Тома постаралась выйти ровно, со спокойной осанкой, не давая ему возможности насладиться её унижением. И ведь прав, чёрт побери! Её действительно нигде не брали. Ни по профессии, ни вообще. Все дело в тех проклятых семи годах тюрьмы. За то, что она… да, убила собственного мужа.
История банальная. До боли некрасивая. И такая старая, что уже давно стала для неё частью сердца, точнее — его раной. Она любила свою работу. Отдавала ей всё — время, силы, мысли. Мужу же этого было мало. Ему хотелось, чтобы вся её жизнь крутилась вокруг него. Сначала он унижал её словами — жестокими, режущими, хуже ударов. Потом начались побои. За каждое опоздание с работы — удар. И с каждым разом всё сильнее.
Постепенно Тома стала тревожной, дерганой, легко впадающей в истерику. Однажды, когда муж окончательно потерял контроль и казалось — вот-вот убьёт, она схватила первую попавшуюся вещь. Не глядя. И ударила его изо всех сил по голове. Это была чугунная сковорода. Тяжелая. Хорошая. Тома всегда ценила качественную посуду — парадокс, но именно эта любовь спасла ей жизнь.
Никто потом не поверил, что дома у неё творилось такое. Уважаемый человек был её муж: улыбался всем, помогал приютам… А вот о ней к концу их жизни судили иначе. О побоях Тома никому не рассказывала — слишком стыдно было. А вот её нервные срывы на работе остались не unnoticed.
Отсидела положенные семь лет. Полный срок. После освобождения — ни родного дома, ни денег, ни работы. Родственники мужа быстро забрали квартиру. Приютила тетка, но сразу предупредила: «Долго вместе не проживём». Прямо сказала. Объяснила просто: привыкла жить одна, любит порядок. Если немного передвинуть предмет — уже мучает дискомфорт. Они будут ссориться не из-за чего-то важного, а просто потому, что рядом.
— Ты пойми, Томочка… — говорила тетка, аккуратно поправляя статуэтку на полке. — Я тебя люблю, ты мне дорога.

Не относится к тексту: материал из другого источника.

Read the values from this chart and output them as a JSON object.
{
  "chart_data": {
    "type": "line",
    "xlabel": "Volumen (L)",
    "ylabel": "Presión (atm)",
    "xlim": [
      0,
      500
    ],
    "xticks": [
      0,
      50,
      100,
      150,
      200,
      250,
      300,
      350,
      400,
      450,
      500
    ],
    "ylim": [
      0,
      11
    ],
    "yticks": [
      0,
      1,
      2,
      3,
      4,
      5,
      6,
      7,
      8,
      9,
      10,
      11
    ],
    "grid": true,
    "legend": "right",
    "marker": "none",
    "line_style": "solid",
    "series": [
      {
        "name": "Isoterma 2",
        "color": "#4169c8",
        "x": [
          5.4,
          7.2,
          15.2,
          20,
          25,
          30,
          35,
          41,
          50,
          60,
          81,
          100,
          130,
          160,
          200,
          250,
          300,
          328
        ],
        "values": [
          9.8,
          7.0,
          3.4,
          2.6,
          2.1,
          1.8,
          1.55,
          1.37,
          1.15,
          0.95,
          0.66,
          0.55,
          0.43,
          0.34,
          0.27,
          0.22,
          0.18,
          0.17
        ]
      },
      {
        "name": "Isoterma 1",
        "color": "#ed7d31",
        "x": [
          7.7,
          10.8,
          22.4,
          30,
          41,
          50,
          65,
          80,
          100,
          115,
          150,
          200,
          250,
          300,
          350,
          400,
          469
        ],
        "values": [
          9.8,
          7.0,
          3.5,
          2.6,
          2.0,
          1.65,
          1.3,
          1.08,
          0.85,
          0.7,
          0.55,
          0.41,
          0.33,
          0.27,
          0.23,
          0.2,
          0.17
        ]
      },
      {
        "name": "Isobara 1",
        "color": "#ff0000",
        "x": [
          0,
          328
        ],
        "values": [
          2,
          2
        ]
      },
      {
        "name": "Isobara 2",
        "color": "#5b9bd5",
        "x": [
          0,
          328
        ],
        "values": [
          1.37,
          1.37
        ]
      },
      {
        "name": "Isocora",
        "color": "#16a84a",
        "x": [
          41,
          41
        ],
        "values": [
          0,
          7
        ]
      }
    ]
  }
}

Но нам с тобой долго не ужиться. Мне нужен мой порядок. Мы будем ссориться.
Тамара понимала, что тетя права. И была ей благодарна за честность. Обещала найти себе жильё, устроиться, не сидеть на шее. Пока — хоть какую-нибудь работу. Потом — искать дальше. Надеяться. Найти. Непременно.
Из тех, кто работал раньше в больнице, почти никто не остался. Об этом ей, чуть ли не на ухо, поведала баба Нюра — санитарка с тридцатилетним стажем, которая все эти годы была просто бабой Нюрой.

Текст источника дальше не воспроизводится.